Asian stocks climbed on Tuesday, cheering a virtual meeting between US President Joe Biden and China’s President Xi Jinping that triggered a risk-on tone across the markets. Biden said that US-China relation is profoundly important to the world while China’s Xi noted he stands ready to move US-China relations forward in a positive direction. However, the Shanghai Composite Index failed to preserve early gains to shed 0.3% eventually and Tokyo’s Nikkei 225 added 0.11%.
In Europe, equities opened at fresh all-time highs to start the day amid a weaker euro following yesterday’s dovish comments from the ECB Governor as Lagarde said that conditions for a rate hike are very unlikely to be met in 2022. On the data front, the UK ILO unemployment rate declined to 4.3% in September from 4.5% in August while the average earnings including bonus rose by 5.8% in September, surpassing an estimate of 5.6%. US stock index futures are keeping closer to flat levels, struggling for direction ahead of the opening bell.

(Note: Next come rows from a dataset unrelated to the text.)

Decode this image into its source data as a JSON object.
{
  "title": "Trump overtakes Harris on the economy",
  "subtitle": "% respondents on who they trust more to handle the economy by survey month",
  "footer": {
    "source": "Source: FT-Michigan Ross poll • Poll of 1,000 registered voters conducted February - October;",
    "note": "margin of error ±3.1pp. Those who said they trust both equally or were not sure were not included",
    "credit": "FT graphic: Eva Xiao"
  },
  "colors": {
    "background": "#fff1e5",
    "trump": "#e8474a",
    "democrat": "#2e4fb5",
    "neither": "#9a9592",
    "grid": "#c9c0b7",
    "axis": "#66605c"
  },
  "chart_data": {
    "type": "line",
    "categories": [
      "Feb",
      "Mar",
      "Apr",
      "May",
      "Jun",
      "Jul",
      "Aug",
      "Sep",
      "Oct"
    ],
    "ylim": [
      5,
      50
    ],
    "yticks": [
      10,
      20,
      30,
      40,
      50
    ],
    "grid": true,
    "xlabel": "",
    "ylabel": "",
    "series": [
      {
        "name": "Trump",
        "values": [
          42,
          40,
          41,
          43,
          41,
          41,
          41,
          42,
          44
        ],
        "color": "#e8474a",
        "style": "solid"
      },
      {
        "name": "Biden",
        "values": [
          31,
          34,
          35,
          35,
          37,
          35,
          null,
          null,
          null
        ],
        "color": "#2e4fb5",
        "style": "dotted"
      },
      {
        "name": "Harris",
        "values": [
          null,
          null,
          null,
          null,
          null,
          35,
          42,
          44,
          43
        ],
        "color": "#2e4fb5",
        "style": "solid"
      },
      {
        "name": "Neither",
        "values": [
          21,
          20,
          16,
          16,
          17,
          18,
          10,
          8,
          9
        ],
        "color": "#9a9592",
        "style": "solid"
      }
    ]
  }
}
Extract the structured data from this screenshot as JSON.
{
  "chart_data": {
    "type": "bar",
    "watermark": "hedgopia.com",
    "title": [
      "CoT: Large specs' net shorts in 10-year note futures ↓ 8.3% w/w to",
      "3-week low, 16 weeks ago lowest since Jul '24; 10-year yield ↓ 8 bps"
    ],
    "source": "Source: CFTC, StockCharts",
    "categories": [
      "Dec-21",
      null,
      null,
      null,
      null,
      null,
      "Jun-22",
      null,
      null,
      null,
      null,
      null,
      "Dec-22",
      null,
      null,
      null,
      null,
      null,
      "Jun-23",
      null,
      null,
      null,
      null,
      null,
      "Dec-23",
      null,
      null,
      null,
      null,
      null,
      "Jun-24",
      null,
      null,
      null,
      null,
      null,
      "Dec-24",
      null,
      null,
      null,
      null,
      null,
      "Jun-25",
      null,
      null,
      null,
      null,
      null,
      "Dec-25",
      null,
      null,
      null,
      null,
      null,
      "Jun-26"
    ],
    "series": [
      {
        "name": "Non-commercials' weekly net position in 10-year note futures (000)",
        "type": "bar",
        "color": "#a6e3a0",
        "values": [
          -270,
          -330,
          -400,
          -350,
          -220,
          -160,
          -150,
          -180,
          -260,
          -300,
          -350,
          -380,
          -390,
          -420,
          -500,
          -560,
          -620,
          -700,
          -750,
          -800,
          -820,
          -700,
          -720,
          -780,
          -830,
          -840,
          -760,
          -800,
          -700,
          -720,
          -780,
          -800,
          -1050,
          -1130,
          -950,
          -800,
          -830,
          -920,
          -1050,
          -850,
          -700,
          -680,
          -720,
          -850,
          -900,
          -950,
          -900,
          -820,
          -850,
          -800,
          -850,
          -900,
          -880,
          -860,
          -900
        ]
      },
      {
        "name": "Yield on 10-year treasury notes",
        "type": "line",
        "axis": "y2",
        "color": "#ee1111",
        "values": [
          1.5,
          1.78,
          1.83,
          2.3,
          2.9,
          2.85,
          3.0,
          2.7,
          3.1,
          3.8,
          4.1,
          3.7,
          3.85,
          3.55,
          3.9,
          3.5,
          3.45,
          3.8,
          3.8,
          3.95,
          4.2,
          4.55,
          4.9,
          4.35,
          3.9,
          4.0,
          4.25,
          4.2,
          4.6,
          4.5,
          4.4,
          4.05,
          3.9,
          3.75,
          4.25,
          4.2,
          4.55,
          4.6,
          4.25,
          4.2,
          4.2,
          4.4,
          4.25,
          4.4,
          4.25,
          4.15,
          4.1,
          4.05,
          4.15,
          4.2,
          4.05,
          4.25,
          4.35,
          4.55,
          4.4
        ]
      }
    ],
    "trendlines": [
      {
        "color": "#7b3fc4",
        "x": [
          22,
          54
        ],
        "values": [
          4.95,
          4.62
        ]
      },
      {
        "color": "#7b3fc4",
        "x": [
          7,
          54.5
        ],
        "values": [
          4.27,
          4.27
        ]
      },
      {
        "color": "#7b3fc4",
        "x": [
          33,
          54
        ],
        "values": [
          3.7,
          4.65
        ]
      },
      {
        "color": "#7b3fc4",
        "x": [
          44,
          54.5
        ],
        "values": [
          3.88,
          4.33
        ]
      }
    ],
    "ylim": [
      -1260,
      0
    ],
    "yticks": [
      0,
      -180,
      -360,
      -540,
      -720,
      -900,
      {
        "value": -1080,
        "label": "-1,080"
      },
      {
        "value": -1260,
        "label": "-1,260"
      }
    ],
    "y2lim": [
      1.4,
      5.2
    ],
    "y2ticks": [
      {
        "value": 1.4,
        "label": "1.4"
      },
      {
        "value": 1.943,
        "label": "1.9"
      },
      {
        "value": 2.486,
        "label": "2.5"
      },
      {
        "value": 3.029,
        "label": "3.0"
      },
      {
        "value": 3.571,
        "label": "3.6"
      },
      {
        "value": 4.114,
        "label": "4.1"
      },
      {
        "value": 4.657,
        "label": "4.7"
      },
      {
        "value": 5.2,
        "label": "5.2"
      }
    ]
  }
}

In currencies, the dollar is slightly off fresh long-term peaks but stays resilient ahead of US retail sales data. The EURUSD pair extended losses to the 1.1355 area on Monday to turn marginally positive today. Still, the common currency struggles to get back above the 1.1400 figure as traders continue to digest a dovish message from Lagarde. It looks like the pair would stay under pressure in the short term.